Kebiasaan penyimpanan air untuk keperluan rumah tangga yang mencakup gentong, baik yang terbuat dari tanah liat, semen maupun keramik serta drum penampungan air. Wadah atau tempat penyimpanan air harus ditutup rapat-rapat setelah diisi penuh dengan air. Jika habitat jentik juga mencakup tangki di atas atau bangunan pelindung jaringan pipa air, bangunan atau benda tersebut harus dibuat rapat. Bangunan pelindung pintu air dan meteran air harus dilengkapi dengan perembesan sebagai bagian dari tindakan pencegahan. Tumpah bocornya dalam bangunan pelindung, dari pipa distribusi, katup air, meteran air dan sebagainya, menyebabkan air tergenang dan dapat menjadi habitat yang penting untuk Ae. aegypti (WHO, 2001).
Sutomo (2005) mengatakan bahwa adanya tempat penampungan air baik di dalam maupun di luar rumah menjadi tempat kehidupan dan perkembangan telur menjadi jentik, pupa, dan akhirnya nyamuk Aedes dewasa yang menularkan DBD.
b. Pengelolaan sampah
Sampah adalah limbah yang berbentuk padat atau setengah padat yang berasal dari hasil kegiatan manusia pada suatu lingkungan pemukiman. Sampah terdiri dari bahan organik dan anorganik, logam atau non logam, dapat terbakar atau tidak mudah terbakar tidak termasuk buangan biologis (kotoran) manusia (Depkes, 1989). Upaya pengelolaan sampah rumah tangga yang dapat diterapkan keluarga untuk mengendalikan tempat berkembangbiaknya Ae. aegypti menurut WHO (2001), antara lain; sampah anorganik seperti kaleng, botol, ember atau benda tidak terpakai lainnya dibuang dan dikubur dalam tanah; peralatan rumah tangga (ember, mangkuk dan alat penyimpan tanaman) harus disimpan dalam kondisi terbalik; pengisian pasir/tanah pada rongga pagar di sekeliling rumah, botol kaca, kaleng dan wadah lainnya ditimbun, dihancurkan atau didaur ulang untuk industri; sampah tanaman (batok kelapa, pelepah kakao) harus dibuang dengan benar; ban-ban bekas yang tidak digunakan harus dikumpulkan dan diletakkan dalam keadaan kering serta terlindung dari air hujan.

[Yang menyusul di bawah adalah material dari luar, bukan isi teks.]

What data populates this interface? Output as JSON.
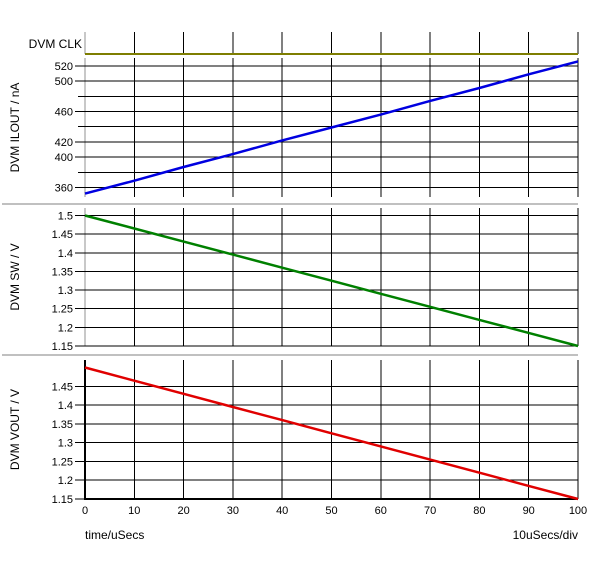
{
  "app": {
    "name": "waveform-plot-window"
  },
  "colors": {
    "background": "#FFFFFF",
    "grid": "#000000",
    "axis_inactive": "#C8C8C8",
    "axis_active": "#000000",
    "separator": "#C0C0C0"
  },
  "x_axis": {
    "range": [
      0,
      100
    ],
    "ticks": [
      0,
      10,
      20,
      30,
      40,
      50,
      60,
      70,
      80,
      90,
      100
    ],
    "tick_labels": [
      "0",
      "10",
      "20",
      "30",
      "40",
      "50",
      "60",
      "70",
      "80",
      "90",
      "100"
    ]
  },
  "footer": {
    "x_axis_label": "time/uSecs",
    "scale_label": "10uSecs/div"
  },
  "chart_data": [
    {
      "type": "line",
      "title": "DVM CLK",
      "color": "#7E7E00",
      "x": [
        0,
        100
      ],
      "values": [
        0,
        0
      ],
      "y_range": [
        0,
        1
      ],
      "y_gridlines": []
    },
    {
      "type": "line",
      "title": "DVM ILOUT / nA",
      "color": "#0000E0",
      "x": [
        0,
        10,
        20,
        30,
        40,
        50,
        60,
        70,
        80,
        90,
        100
      ],
      "values": [
        352,
        369,
        387,
        404,
        422,
        439,
        456,
        474,
        491,
        509,
        526
      ],
      "y_range": [
        347.5,
        530.5
      ],
      "y_gridlines": [
        {
          "v": 360,
          "label": "360"
        },
        {
          "v": 380,
          "label": ""
        },
        {
          "v": 400,
          "label": "400"
        },
        {
          "v": 420,
          "label": "420"
        },
        {
          "v": 440,
          "label": ""
        },
        {
          "v": 460,
          "label": "460"
        },
        {
          "v": 480,
          "label": ""
        },
        {
          "v": 500,
          "label": "500"
        },
        {
          "v": 520,
          "label": "520"
        }
      ]
    },
    {
      "type": "line",
      "title": "DVM SW / V",
      "color": "#008000",
      "x": [
        0,
        10,
        20,
        30,
        40,
        50,
        60,
        70,
        80,
        90,
        100
      ],
      "values": [
        1.5,
        1.465,
        1.43,
        1.395,
        1.36,
        1.325,
        1.29,
        1.255,
        1.22,
        1.185,
        1.15
      ],
      "y_range": [
        1.15,
        1.52
      ],
      "y_gridlines": [
        {
          "v": 1.15,
          "label": "1.15"
        },
        {
          "v": 1.2,
          "label": "1.2"
        },
        {
          "v": 1.25,
          "label": "1.25"
        },
        {
          "v": 1.3,
          "label": "1.3"
        },
        {
          "v": 1.35,
          "label": "1.35"
        },
        {
          "v": 1.4,
          "label": "1.4"
        },
        {
          "v": 1.45,
          "label": "1.45"
        },
        {
          "v": 1.5,
          "label": "1.5"
        }
      ]
    },
    {
      "type": "line",
      "title": "DVM VOUT / V",
      "color": "#E00000",
      "x": [
        0,
        10,
        20,
        30,
        40,
        50,
        60,
        70,
        80,
        90,
        100
      ],
      "values": [
        1.5,
        1.465,
        1.43,
        1.395,
        1.36,
        1.325,
        1.29,
        1.255,
        1.22,
        1.185,
        1.15
      ],
      "y_range": [
        1.15,
        1.52
      ],
      "y_gridlines": [
        {
          "v": 1.15,
          "label": "1.15"
        },
        {
          "v": 1.2,
          "label": "1.2"
        },
        {
          "v": 1.25,
          "label": "1.25"
        },
        {
          "v": 1.3,
          "label": "1.3"
        },
        {
          "v": 1.35,
          "label": "1.35"
        },
        {
          "v": 1.4,
          "label": "1.4"
        },
        {
          "v": 1.45,
          "label": "1.45"
        }
      ]
    }
  ]
}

Pengelolaan sampah yang tidak efektif mengakibatkan adanya tempat-tempat yang dapat menampung air, termasuk pecahan botol, kaleng, plastik, ban bekas, pot bunga, pelepah daun, dan lain sebagainya, di sekitar perumahan, tempat-tempat umum (TTU) dan sekolah. Pada waktu hujan tempat-tempat tersebut menjadi tempat penampungan air hujan dan menjadi tempat kehidupan jentik Aedes (breeding habitats). Hasil penelitian Tan BT dan BT Teo (cit. Hasyimi. M dan Soekirno M, 2004) di Singapura pada tahun 1996 menemukan adanya jentik (18,7%) pada tempat air bekas. Riyadi (2005) di Lubuk Linggau menemukan adanya jentik Aedes pada ban bekas (57,89%), tempurung (40%), ember bekas (33,33%) dan kaleng bekas (19,67%).